Una de las claves en la psicología Gestalt es hacer lo que necesitamos y nos hace ser felices. Para llegar a esa felicidad hay que escucharse y dedicarse un espacio para nosotros mismos. Es lo que se llama «darse cuenta».
Fritz Perls, en su libro “Yo, Hambre y Agresión”, define tres niveles para el darse cuenta. En este artículo voy a tratar dos de ellos: el interior y el exterior.
El plano interior es aquel que nos representa a nosotros mismos, lo que pensamos y sentimos a nivel mental y corporal. Por otro lado, el exterior representa el mundo que nos rodea: personas, lugares, objetos, etc.
Uno de los requerimientos para ser felices pasa por hacer lo que nos motiva o lo que nos gusta, pero en muchas ocasiones no es lo que suele pasar.
Lo que normalmente ocurre es que terminamos haciendo lo que los demás esperan de nosotros o lo que hemos asumido que tenemos que hacer. Esto nos lleva habitualmente a estar insatisfechos y a depender del exterior para conformarnos con una falsa felicidad basada en la aprobación de quienes nos rodean.
Aquí aparece el nivel exterior, que engloba todo aquello que viene de fuera y lo que el mundo nos dice que debemos hacer. Asumimos obligaciones y cargamos con ellas. Muchas de éstas pueden resultar muy necesarias para lograr una vida más plena, pero otras en cambio no tanto.
Ahora pasamos al plano interior y hablaré de las auto-obligaciones, que son aquellas que nosotros mismos nos colgamos y llevamos como un peso muerto durante mucho tiempo. Son las más difíciles de detectar y nos cuesta mucho soltarlas. A menudo no somos conscientes ni siquiera de que las tenemos.
Aquí el plano interior se ve alterado por el exterior y la consecuencia directa de esto es que asimilamos ciertos roles que en verdad no nos pertenecen, aceptando simplemente que están ahí o que ha sido siempre así.
En ocasiones será necesario asumir un rol o un papel para conseguir ciertos objetivos, pero solo durante un tiempo. Este papel acaba cuando se cumple la meta o bien cuando llegue a no compensarnos y deje de hacernos felices.
Sin embargo, en ocasiones se presenta el miedo y continuamos con este rol, convirtiéndolo en una obligación sin rumbo o sin meta que resta tiempo y felicidad.
Hay algunos casos que reflejan muy bien este tipo de obligaciones. Pondré como ejemplo un hogar donde el padre está ausente, por el motivo que sea. La madre se apoya en su hijo y éste acaba asumiendo el rol del padre. A poco que se dé cuenta será el que sustenta el hogar y tomará un papel que de forma natural no le pertenece, ni que tan siquiera ha elegido conscientemente.

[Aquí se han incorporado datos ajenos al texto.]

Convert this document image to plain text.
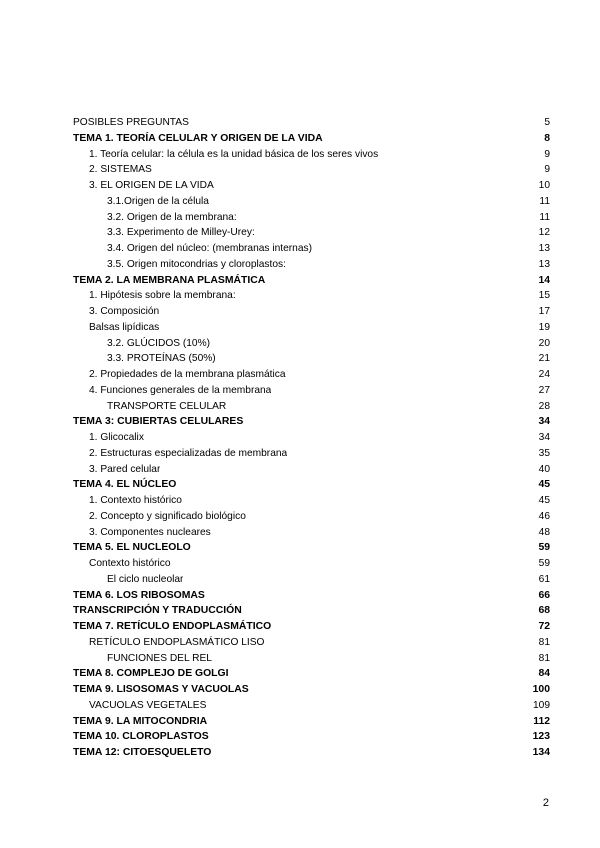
POSIBLES PREGUNTAS	5
TEMA 1. TEORÍA CELULAR Y ORIGEN DE LA VIDA	8
1. Teoría celular: la célula es la unidad básica de los seres vivos	9
2. SISTEMAS	9
3. EL ORIGEN DE LA VIDA	10
3.1.Origen de la célula	11
3.2. Origen de la membrana:	11
3.3. Experimento de Milley-Urey:	12
3.4. Origen del núcleo: (membranas internas)	13
3.5. Origen mitocondrias y cloroplastos:	13
TEMA 2. LA MEMBRANA PLASMÁTICA	14
1. Hipótesis sobre la membrana:	15
3. Composición	17
Balsas lipídicas	19
3.2. GLÚCIDOS (10%)	20
3.3. PROTEÍNAS (50%)	21
2. Propiedades de la membrana plasmática	24
4. Funciones generales de la membrana	27
TRANSPORTE CELULAR	28
TEMA 3: CUBIERTAS CELULARES	34
1. Glicocalix	34
2. Estructuras especializadas de membrana	35
3. Pared celular	40
TEMA 4. EL NÚCLEO	45
1. Contexto histórico	45
2. Concepto y significado biológico	46
3. Componentes nucleares	48
TEMA 5. EL NUCLEOLO	59
Contexto histórico	59
El ciclo nucleolar	61
TEMA 6. LOS RIBOSOMAS	66
TRANSCRIPCIÓN Y TRADUCCIÓN	68
TEMA 7. RETÍCULO ENDOPLASMÁTICO	72
RETÍCULO ENDOPLASMÁTICO LISO	81
FUNCIONES DEL REL	81
TEMA 8. COMPLEJO DE GOLGI	84
TEMA 9. LISOSOMAS Y VACUOLAS	100
VACUOLAS VEGETALES	109
TEMA 9. LA MITOCONDRIA	112
TEMA 10. CLOROPLASTOS	123
TEMA 12: CITOESQUELETO	134
2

Otro ejemplo de esto es el del hijo “bueno” que estudia la carrera que los padres han elegido para él, sólo por complacerlos o por evitar conflictos. Esto suele llevar a que ese hijo desempeñe una profesión ante la cual no siente vocación, pues la elección no parte espontáneamente de sí mismo ni de la escucha por lo que realmente le mueve hacia la satisfacción y la felicidad.
Estos casos son sólo unos ejemplos y no todos conducen irremediablemente a la infelicidad, pues como siempre se dice cada persona es un mundo.
Sin embargo destaco la necesidad de parar a conectar con uno mismo para discernir cuánto de lo que hacemos persigue un objetivo o fin personal, para distinguirlo así de aquellas auto-obligaciones adquiridas del plano exterior que simplemente nos mueven por la vida de manera autómata.
No podemos olvidarnos que las auto-obligaciones son nuestras, pues nadie puede decidir por nosotros lo que debemos hacer como seres adultos.
Se pueden soltar en cualquier momento y, si se hace desde el corazón, nunca nos equivocaremos, ya que lo que nos mueve tiene que ver con el querernos y aceptarnos por encima de ese otro movimiento autómata, aprendido desde el miedo a no ser aceptados por los demás.
La clave es escucharse, confiar, soltar y promover la felicidad.